- Methodology Article
- Open Access
MDAT- Aligning multiple domain arrangements
BMC Bioinformaticsvolume 16, Article number: 19 (2015)
Proteins are composed of domains, protein segments that fold independently from the rest of the protein and have a specific function. During evolution the arrangement of domains can change: domains are gained, lost or their order is rearranged. To facilitate the analysis of these changes we propose the use of multiple domain alignments.
We developed an alignment program, called MDAT, which aligns multiple domain arrangements. MDAT extends earlier programs which perform pairwise alignments of domain arrangements. MDAT uses a domain similarity matrix to score domain pairs and aligns the domain arrangements using a consistency supported progressive alignment method.
MDAT will be useful for analysing changes in domain arrangements within and between protein families and will thus provide valuable insights into the evolution of proteins and their domains. MDAT is coded in C++, and the source code is freely available for download at http://www.bornberglab.org/pages/mdat.
Proteins are composed of domains, i.e. amino acid segments which have a specific function and/or a structure, fold independently from the rest of the protein and are evolutionary well conserved [1-3]. Domains are units of evolution, they influence the function of a protein, and can be selected for as a whole [1,4]. The number of known domains is relatively small: currently around 15,000 domains are listed in the Pfam database . About 65-70% of the known proteins contain at least one known domain . However, the number of known arrangements, the combination of domains in a protein, is much higher and steadily and rapidly increasing with more genomes being sequenced . These arrangements evolve over time as domains can be lost, new ones gained and domains are reordered, mostly by gene fusion and terminal domain losses. Typically, rearrangements occur at a rate of tens to hundreds over a span of one million years . Accordingly, rearrangements are more frequent than loss and gain of whole genes, but substantially rarer than changes at the level of amino acids.
Several studies have shown the importance of changes in domain arrangements during evolution. New arrangements can be produced by shuffling of existing domains. These new arrangements played, for example, an important role during the evolution of vertebrates where they are involved in vertebrate specific structures like the cartilage . In addition, it has been proposed that the usage of domains may facilitate convergent evolution. For example it has been shown that netrin and secreted frizzled-related proteins have several independent evolutionary origins . Furthermore, it was proposed that a repository of reusable domains allows for a faster adaptation in plants , since a high number of new domains and arrangements in plants are involved in stress and adaption related functions. Changes in domain arrangements are less likely to occur than changes at the amino acid level and are therefore suitable traits for the reconstruction of phylogenies. Accordingly, domain occurrence has been used to calculate large scale phylogenetic trees . Besides these large scale approaches it can be useful to investigate domain arrangements of a single protein family. It has been shown, for example, that the domain arrangements in virulence genes in Plasmodium falciparum are probably the result of a trade-off between optimizing within-host fitness and minimizing between-host immune selection pressure . Also, the evolution of Cry toxins is strongly affected by reordering the arrangement of their constituting domains and these rearrangements are important for the virulence of several bacteria .
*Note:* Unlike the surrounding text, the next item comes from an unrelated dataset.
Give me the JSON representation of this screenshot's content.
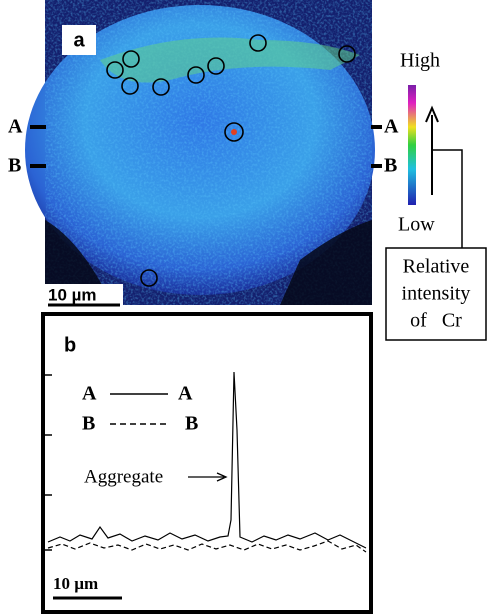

The best currently available methods to study domain arrangements are classical multiple sequence alignment (MSA) methods, for example T-Coffee  or Clustal Omega . However, these alignment methods usually do not explicitely take domain arrangements into account and therefore do not incorporate any restriction concerning their alignment. Exceptions are Dialign-Pfam  and Cobalt  that use domain information to restrict the sequence alignments. Still, none of the existing methods produce a real multiple domain alignment (MDA). An MDA aligns multiple domain arrangements to find the best arrangement of domains using an objective function, similar to the traditional MSA that arranges amino acids and nucleotides.
There are several advantages in using MDAs instead of MSAs. Due to the much shorter arrangement length compared to the primary sequence, an MDA can be calculated faster and with lower memory requirements, which is especially an advantage with large datasets. Another advantage is that a domain arrangement is more conserved than the underlying amino acid sequence. It is therefore possible to produce meaningful MDAs when the amino acid sequences are already too divergent to be compared. Furthermore, it is easier to visually examine the resulting alignments, due to the smaller number of characters.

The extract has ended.